High load, low CPU usage (2 servers)

DavidDV

Active Member
Jul 31, 2019
7
0
41
28
Hi, I have a pretty curious problem.

I have a dedicated server in hetzner (EX42-NVME) with i7-6700, 64GB DDR4 and NVME 512 RAID-1 ZFS (by proxmox installer).

Proxmox 6.0.7 running 6 LXC instances with extremely low usage (5-10% cpu max.), CPU usage is very low throughout the dedicated, but the load is always in 3 - 4, I think it is too high considering that the CPU usage is minimal.

- CPU %, minimal.
- Network, monitoring with nload network use in both proxmox and all containers is very low or non-existent.
- Disk, monitoring with iotop the disk is almost not used, little movement.

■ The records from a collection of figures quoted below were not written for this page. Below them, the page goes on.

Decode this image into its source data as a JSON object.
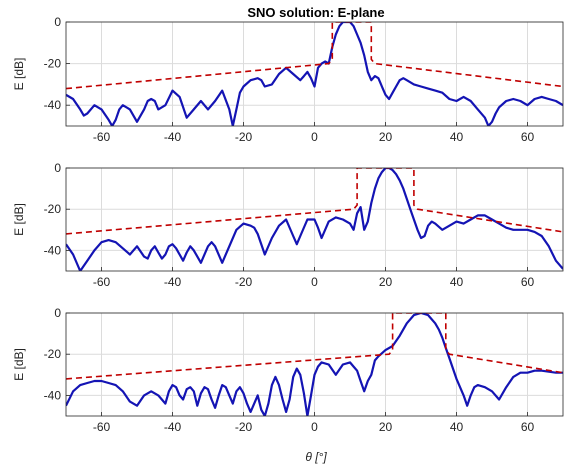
{
  "figure": {
    "title": "SNO solution: E-plane",
    "xlabel": "θ [°]",
    "colors": {
      "pattern": "#1414b4",
      "mask": "#c00000",
      "grid": "#dcdcdc",
      "axis": "#262626"
    }
  },
  "chart_data": [
    {
      "type": "line",
      "title": "SNO solution: E-plane",
      "xlabel": "",
      "ylabel": "E [dB]",
      "xlim": [
        -70,
        70
      ],
      "ylim": [
        -50,
        0
      ],
      "xticks": [
        -60,
        -40,
        -20,
        0,
        20,
        40,
        60
      ],
      "yticks": [
        0,
        -20,
        -40
      ],
      "grid": true,
      "series": [
        {
          "style": "solid",
          "x": [
            -70,
            -68,
            -66,
            -65,
            -64,
            -62,
            -60,
            -58,
            -57,
            -56,
            -55,
            -54,
            -52,
            -50,
            -48,
            -47,
            -46,
            -45,
            -44,
            -42,
            -40,
            -38,
            -36,
            -34,
            -32,
            -30,
            -28,
            -26,
            -24,
            -23,
            -22,
            -21,
            -20,
            -18,
            -16,
            -15,
            -14,
            -12,
            -10,
            -8,
            -6,
            -4,
            -3,
            -2,
            -1,
            0,
            1,
            2,
            3,
            4,
            5,
            6,
            7,
            8,
            9,
            10,
            11,
            12,
            13,
            14,
            15,
            16,
            17,
            18,
            19,
            20,
            21,
            22,
            23,
            24,
            25,
            26,
            28,
            30,
            32,
            34,
            36,
            38,
            40,
            42,
            44,
            46,
            48,
            49,
            50,
            51,
            52,
            54,
            56,
            58,
            60,
            62,
            64,
            66,
            68,
            70
          ],
          "y": [
            -35,
            -37,
            -42,
            -45,
            -44,
            -40,
            -42,
            -47,
            -50,
            -47,
            -42,
            -40,
            -42,
            -48,
            -42,
            -38,
            -37,
            -38,
            -42,
            -40,
            -33,
            -36,
            -46,
            -42,
            -38,
            -42,
            -38,
            -33,
            -42,
            -50,
            -42,
            -34,
            -31,
            -28,
            -27,
            -28,
            -31,
            -30,
            -25,
            -22,
            -25,
            -28,
            -26,
            -24,
            -27,
            -31,
            -22,
            -20,
            -19,
            -20,
            -12,
            -6,
            -2,
            0,
            0,
            0,
            -2,
            -6,
            -10,
            -16,
            -24,
            -28,
            -26,
            -27,
            -31,
            -35,
            -37,
            -34,
            -31,
            -28,
            -27,
            -28,
            -30,
            -31,
            -32,
            -33,
            -34,
            -37,
            -38,
            -36,
            -38,
            -42,
            -46,
            -50,
            -48,
            -44,
            -41,
            -38,
            -37,
            -38,
            -40,
            -37,
            -36,
            -37,
            -38,
            -40
          ]
        },
        {
          "style": "dashed",
          "x": [
            -70,
            4,
            5,
            5,
            16,
            16,
            17,
            70
          ],
          "y": [
            -32,
            -20,
            -18,
            0,
            0,
            -18,
            -20,
            -31
          ]
        }
      ]
    },
    {
      "type": "line",
      "title": "",
      "xlabel": "",
      "ylabel": "E [dB]",
      "xlim": [
        -70,
        70
      ],
      "ylim": [
        -50,
        0
      ],
      "xticks": [
        -60,
        -40,
        -20,
        0,
        20,
        40,
        60
      ],
      "yticks": [
        0,
        -20,
        -40
      ],
      "grid": true,
      "series": [
        {
          "style": "solid",
          "x": [
            -70,
            -68,
            -66,
            -64,
            -62,
            -60,
            -58,
            -56,
            -54,
            -52,
            -50,
            -48,
            -47,
            -46,
            -45,
            -44,
            -43,
            -42,
            -41,
            -40,
            -39,
            -38,
            -37,
            -36,
            -35,
            -34,
            -32,
            -30,
            -29,
            -28,
            -26,
            -24,
            -22,
            -20,
            -18,
            -17,
            -16,
            -14,
            -12,
            -10,
            -8,
            -6,
            -5,
            -4,
            -2,
            0,
            1,
            2,
            4,
            6,
            8,
            10,
            11,
            12,
            13,
            14,
            15,
            16,
            17,
            18,
            19,
            20,
            21,
            22,
            23,
            24,
            25,
            26,
            27,
            28,
            29,
            30,
            31,
            32,
            33,
            34,
            36,
            38,
            40,
            42,
            44,
            46,
            48,
            50,
            52,
            54,
            56,
            58,
            60,
            62,
            64,
            66,
            68,
            70
          ],
          "y": [
            -37,
            -42,
            -50,
            -45,
            -40,
            -36,
            -35,
            -36,
            -39,
            -42,
            -38,
            -43,
            -44,
            -40,
            -38,
            -41,
            -44,
            -42,
            -38,
            -37,
            -39,
            -42,
            -45,
            -41,
            -38,
            -40,
            -46,
            -38,
            -36,
            -38,
            -46,
            -38,
            -30,
            -27,
            -28,
            -29,
            -32,
            -42,
            -34,
            -28,
            -25,
            -33,
            -37,
            -33,
            -25,
            -25,
            -29,
            -34,
            -26,
            -24,
            -25,
            -27,
            -30,
            -22,
            -19,
            -30,
            -26,
            -17,
            -10,
            -5,
            -2,
            0,
            0,
            -1,
            -3,
            -6,
            -10,
            -15,
            -20,
            -25,
            -30,
            -34,
            -33,
            -28,
            -26,
            -27,
            -30,
            -28,
            -26,
            -27,
            -25,
            -23,
            -23,
            -25,
            -27,
            -29,
            -30,
            -30,
            -30,
            -31,
            -33,
            -38,
            -45,
            -49
          ]
        },
        {
          "style": "dashed",
          "x": [
            -70,
            11,
            12,
            12,
            28,
            28,
            29,
            70
          ],
          "y": [
            -32,
            -20,
            -18,
            0,
            0,
            -18,
            -20,
            -31
          ]
        }
      ]
    },
    {
      "type": "line",
      "title": "",
      "xlabel": "θ [°]",
      "ylabel": "E [dB]",
      "xlim": [
        -70,
        70
      ],
      "ylim": [
        -50,
        0
      ],
      "xticks": [
        -60,
        -40,
        -20,
        0,
        20,
        40,
        60
      ],
      "yticks": [
        0,
        -20,
        -40
      ],
      "grid": true,
      "series": [
        {
          "style": "solid",
          "x": [
            -70,
            -68,
            -66,
            -64,
            -62,
            -60,
            -58,
            -56,
            -54,
            -52,
            -50,
            -48,
            -46,
            -44,
            -42,
            -41,
            -40,
            -39,
            -38,
            -37,
            -36,
            -35,
            -34,
            -33,
            -32,
            -31,
            -30,
            -29,
            -28,
            -27,
            -26,
            -25,
            -24,
            -23,
            -22,
            -21,
            -20,
            -19,
            -18,
            -17,
            -16,
            -15,
            -14,
            -13,
            -12,
            -11,
            -10,
            -9,
            -8,
            -7,
            -6,
            -5,
            -4,
            -3,
            -2,
            -1,
            0,
            1,
            2,
            4,
            6,
            8,
            10,
            11,
            12,
            13,
            14,
            15,
            16,
            17,
            18,
            20,
            22,
            24,
            26,
            28,
            30,
            32,
            34,
            35,
            36,
            37,
            38,
            40,
            42,
            43,
            44,
            45,
            46,
            48,
            50,
            52,
            54,
            56,
            58,
            60,
            62,
            64,
            66,
            68,
            70
          ],
          "y": [
            -45,
            -38,
            -35,
            -34,
            -33,
            -33,
            -34,
            -35,
            -38,
            -43,
            -45,
            -40,
            -38,
            -40,
            -44,
            -38,
            -35,
            -36,
            -40,
            -42,
            -37,
            -36,
            -38,
            -45,
            -39,
            -36,
            -37,
            -42,
            -46,
            -40,
            -35,
            -36,
            -40,
            -44,
            -38,
            -36,
            -39,
            -44,
            -48,
            -44,
            -40,
            -47,
            -50,
            -44,
            -35,
            -31,
            -35,
            -42,
            -48,
            -42,
            -31,
            -27,
            -30,
            -39,
            -50,
            -40,
            -30,
            -26,
            -24,
            -25,
            -30,
            -25,
            -24,
            -26,
            -28,
            -33,
            -38,
            -33,
            -30,
            -23,
            -21,
            -18,
            -16,
            -11,
            -5,
            -1,
            0,
            -1,
            -5,
            -8,
            -12,
            -17,
            -22,
            -32,
            -40,
            -45,
            -40,
            -36,
            -35,
            -36,
            -38,
            -42,
            -36,
            -31,
            -29,
            -29,
            -28,
            -28,
            -28.5,
            -29,
            -29
          ]
        },
        {
          "style": "dashed",
          "x": [
            -70,
            21,
            22,
            22,
            37,
            37,
            38,
            70
          ],
          "y": [
            -32,
            -20,
            -18,
            0,
            0,
            -18,
            -20,
            -29
          ]
        }
      ]
    }
  ]
}
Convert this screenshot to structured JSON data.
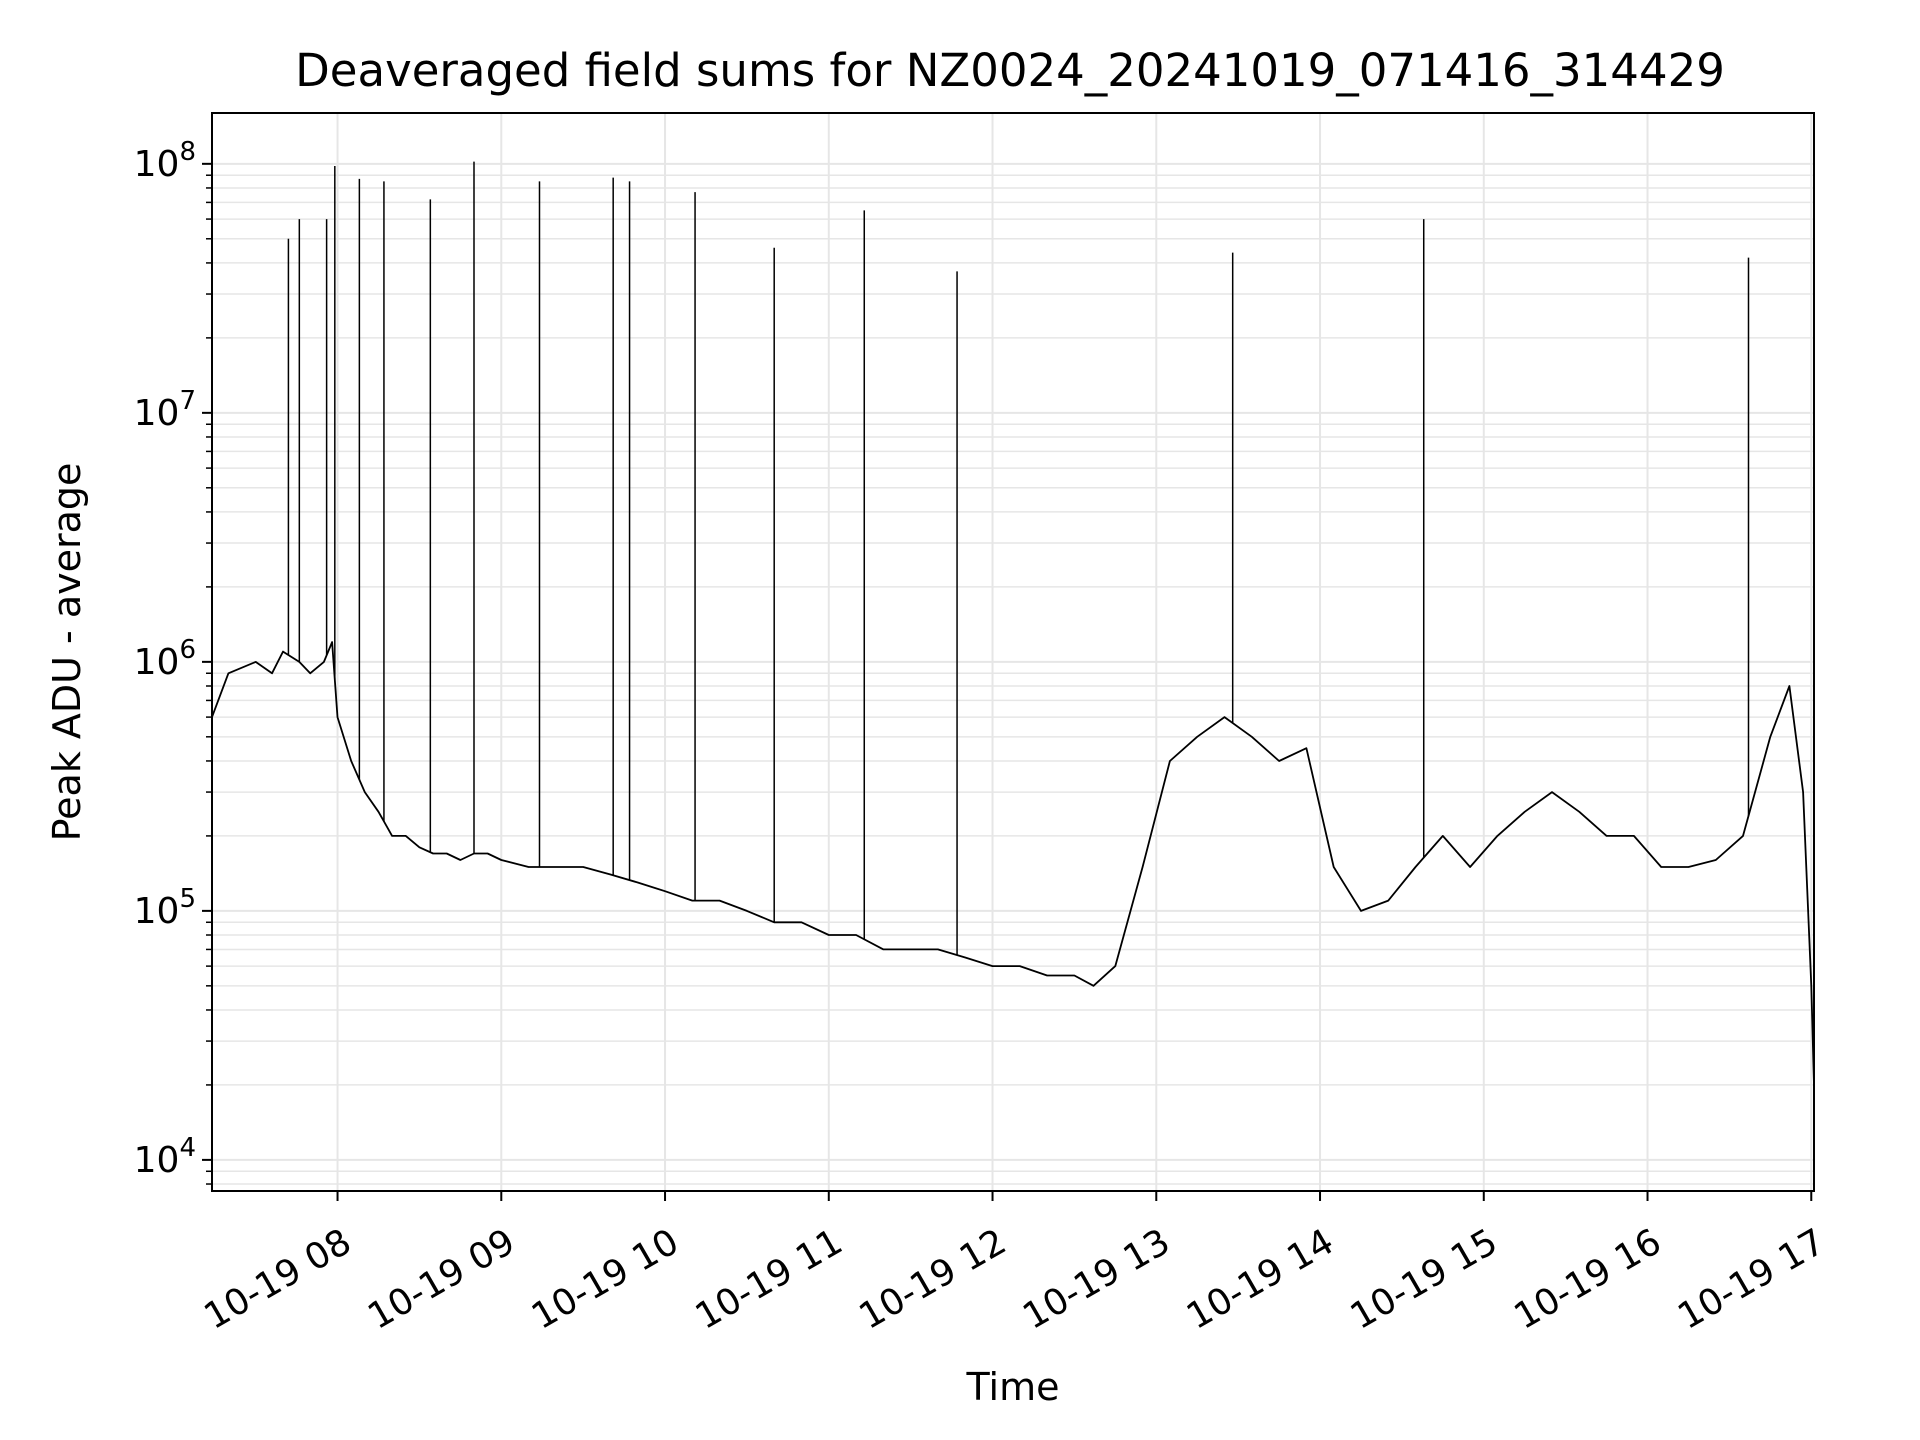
{
  "chart_data": {
    "type": "line",
    "title": "Deaveraged field sums for NZ0024_20241019_071416_314429",
    "xlabel": "Time",
    "ylabel": "Peak ADU - average",
    "y_scale": "log",
    "ylim": [
      7500,
      160000000
    ],
    "xlim": [
      "2024-10-19 07:14",
      "2024-10-19 17:01"
    ],
    "grid": true,
    "line_color": "#000000",
    "grid_color": "#e6e6e6",
    "x_ticks": [
      {
        "value": "2024-10-19 08:00",
        "label": "10-19 08"
      },
      {
        "value": "2024-10-19 09:00",
        "label": "10-19 09"
      },
      {
        "value": "2024-10-19 10:00",
        "label": "10-19 10"
      },
      {
        "value": "2024-10-19 11:00",
        "label": "10-19 11"
      },
      {
        "value": "2024-10-19 12:00",
        "label": "10-19 12"
      },
      {
        "value": "2024-10-19 13:00",
        "label": "10-19 13"
      },
      {
        "value": "2024-10-19 14:00",
        "label": "10-19 14"
      },
      {
        "value": "2024-10-19 15:00",
        "label": "10-19 15"
      },
      {
        "value": "2024-10-19 16:00",
        "label": "10-19 16"
      },
      {
        "value": "2024-10-19 17:00",
        "label": "10-19 17"
      }
    ],
    "y_ticks": [
      {
        "value": 10000,
        "base": "10",
        "exp": "4"
      },
      {
        "value": 100000,
        "base": "10",
        "exp": "5"
      },
      {
        "value": 1000000,
        "base": "10",
        "exp": "6"
      },
      {
        "value": 10000000,
        "base": "10",
        "exp": "7"
      },
      {
        "value": 100000000,
        "base": "10",
        "exp": "8"
      }
    ],
    "series": [
      {
        "x": [
          "2024-10-19 07:14",
          "2024-10-19 07:20",
          "2024-10-19 07:30",
          "2024-10-19 07:36",
          "2024-10-19 07:40",
          "2024-10-19 07:46",
          "2024-10-19 07:50",
          "2024-10-19 07:55",
          "2024-10-19 07:58",
          "2024-10-19 08:00",
          "2024-10-19 08:05",
          "2024-10-19 08:10",
          "2024-10-19 08:15",
          "2024-10-19 08:20",
          "2024-10-19 08:25",
          "2024-10-19 08:30",
          "2024-10-19 08:35",
          "2024-10-19 08:40",
          "2024-10-19 08:45",
          "2024-10-19 08:50",
          "2024-10-19 08:55",
          "2024-10-19 09:00",
          "2024-10-19 09:10",
          "2024-10-19 09:20",
          "2024-10-19 09:30",
          "2024-10-19 09:40",
          "2024-10-19 09:50",
          "2024-10-19 10:00",
          "2024-10-19 10:10",
          "2024-10-19 10:20",
          "2024-10-19 10:30",
          "2024-10-19 10:40",
          "2024-10-19 10:50",
          "2024-10-19 11:00",
          "2024-10-19 11:10",
          "2024-10-19 11:20",
          "2024-10-19 11:30",
          "2024-10-19 11:40",
          "2024-10-19 11:50",
          "2024-10-19 12:00",
          "2024-10-19 12:10",
          "2024-10-19 12:20",
          "2024-10-19 12:30",
          "2024-10-19 12:37",
          "2024-10-19 12:45",
          "2024-10-19 12:55",
          "2024-10-19 13:05",
          "2024-10-19 13:15",
          "2024-10-19 13:25",
          "2024-10-19 13:35",
          "2024-10-19 13:45",
          "2024-10-19 13:55",
          "2024-10-19 14:05",
          "2024-10-19 14:15",
          "2024-10-19 14:25",
          "2024-10-19 14:35",
          "2024-10-19 14:45",
          "2024-10-19 14:55",
          "2024-10-19 15:05",
          "2024-10-19 15:15",
          "2024-10-19 15:25",
          "2024-10-19 15:35",
          "2024-10-19 15:45",
          "2024-10-19 15:55",
          "2024-10-19 16:05",
          "2024-10-19 16:15",
          "2024-10-19 16:25",
          "2024-10-19 16:35",
          "2024-10-19 16:45",
          "2024-10-19 16:52",
          "2024-10-19 16:57",
          "2024-10-19 17:00",
          "2024-10-19 17:01"
        ],
        "y": [
          600000,
          900000,
          1000000,
          900000,
          1100000,
          1000000,
          900000,
          1000000,
          1200000,
          600000,
          400000,
          300000,
          250000,
          200000,
          200000,
          180000,
          170000,
          170000,
          160000,
          170000,
          170000,
          160000,
          150000,
          150000,
          150000,
          140000,
          130000,
          120000,
          110000,
          110000,
          100000,
          90000,
          90000,
          80000,
          80000,
          70000,
          70000,
          70000,
          65000,
          60000,
          60000,
          55000,
          55000,
          50000,
          60000,
          150000,
          400000,
          500000,
          600000,
          500000,
          400000,
          450000,
          150000,
          100000,
          110000,
          150000,
          200000,
          150000,
          200000,
          250000,
          300000,
          250000,
          200000,
          200000,
          150000,
          150000,
          160000,
          200000,
          500000,
          800000,
          300000,
          50000,
          20000
        ]
      }
    ],
    "spikes": [
      {
        "x": "2024-10-19 07:42",
        "y": 50000000
      },
      {
        "x": "2024-10-19 07:46",
        "y": 60000000
      },
      {
        "x": "2024-10-19 07:56",
        "y": 60000000
      },
      {
        "x": "2024-10-19 07:59",
        "y": 98000000
      },
      {
        "x": "2024-10-19 08:08",
        "y": 87000000
      },
      {
        "x": "2024-10-19 08:17",
        "y": 85000000
      },
      {
        "x": "2024-10-19 08:34",
        "y": 72000000
      },
      {
        "x": "2024-10-19 08:50",
        "y": 102000000
      },
      {
        "x": "2024-10-19 09:14",
        "y": 85000000
      },
      {
        "x": "2024-10-19 09:41",
        "y": 88000000
      },
      {
        "x": "2024-10-19 09:47",
        "y": 85000000
      },
      {
        "x": "2024-10-19 10:11",
        "y": 77000000
      },
      {
        "x": "2024-10-19 10:40",
        "y": 46000000
      },
      {
        "x": "2024-10-19 11:13",
        "y": 65000000
      },
      {
        "x": "2024-10-19 11:47",
        "y": 37000000
      },
      {
        "x": "2024-10-19 13:28",
        "y": 44000000
      },
      {
        "x": "2024-10-19 14:38",
        "y": 60000000
      },
      {
        "x": "2024-10-19 16:37",
        "y": 42000000
      }
    ]
  }
}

The funny thing is that it also happens to me in my homelab!

Intel Pentium Gold G5400 + 8GB DDR4 + RAID-1 WD Green 1TB. without any container in operation, also with proxmox 6.0.7 the load is 1.5 - 2.0 minimum, with 0% usage in all day. What could be the problem? Is it a proxmox 6 bug?

Thank you!
 
Hi,

root@nodo:~# zpool list
NAME SIZE ALLOC FREE CKPOINT EXPANDSZ FRAG CAP DEDUP HEALTH ALTROOT
rpool 476G 74.2G 402G - - 23% 15% 1.00x ONLINE -

root@nodo:~# zpool status -v
pool: rpool
state: ONLINE
scan: scrub repaired 0B in 0 days 00:01:27 with 0 errors on Sun Sep 8 00:25:28 2019
config:

NAME STATE READ WRITE CKSUM
rpool ONLINE 0 0 0
mirror-0 ONLINE 0 0 0
nvme0n1p3 ONLINE 0 0 0
nvme1n1p3 ONLINE 0 0 0

errors: No known data errors
 
I think I found the problem:

Every night a backup is made to an external server via CIFS configured in proxmox. Long ago, communication was cut promptly with the CIFS server and since then I think it fails.

The IO load is very high:

ioload.jpg

The backup process has run in the background:

root@nodo:~# ps faxl | grep " D "
1 0 20357 2 20 0 0 0 msleep D ? 1:12 \_ [cifsd]
0 0 12029 11744 20 0 6072 896 pipe_w S+ pts/8 0:00 | \_ grep D
0 0 30390 1 20 0 0 0 io_sch D ? 16:36 [gzip]

I can't stop it and it is generating a lot of load that is spoiling the disks:

nvme.jpg

The degradation has risen 5-8% in 1 month :(
 
I can't stop it and it is generating a lot of load that is spoiling the disks:

It can't generate anything, because it is locked in D state, which is an uninterruptible sleep. Samba lockups are always bad and can normally be resolved by getting a working "backend server" or trying to forcefully unmount the mountpoint. If df also blocking if you run it? What about entries in dmesg?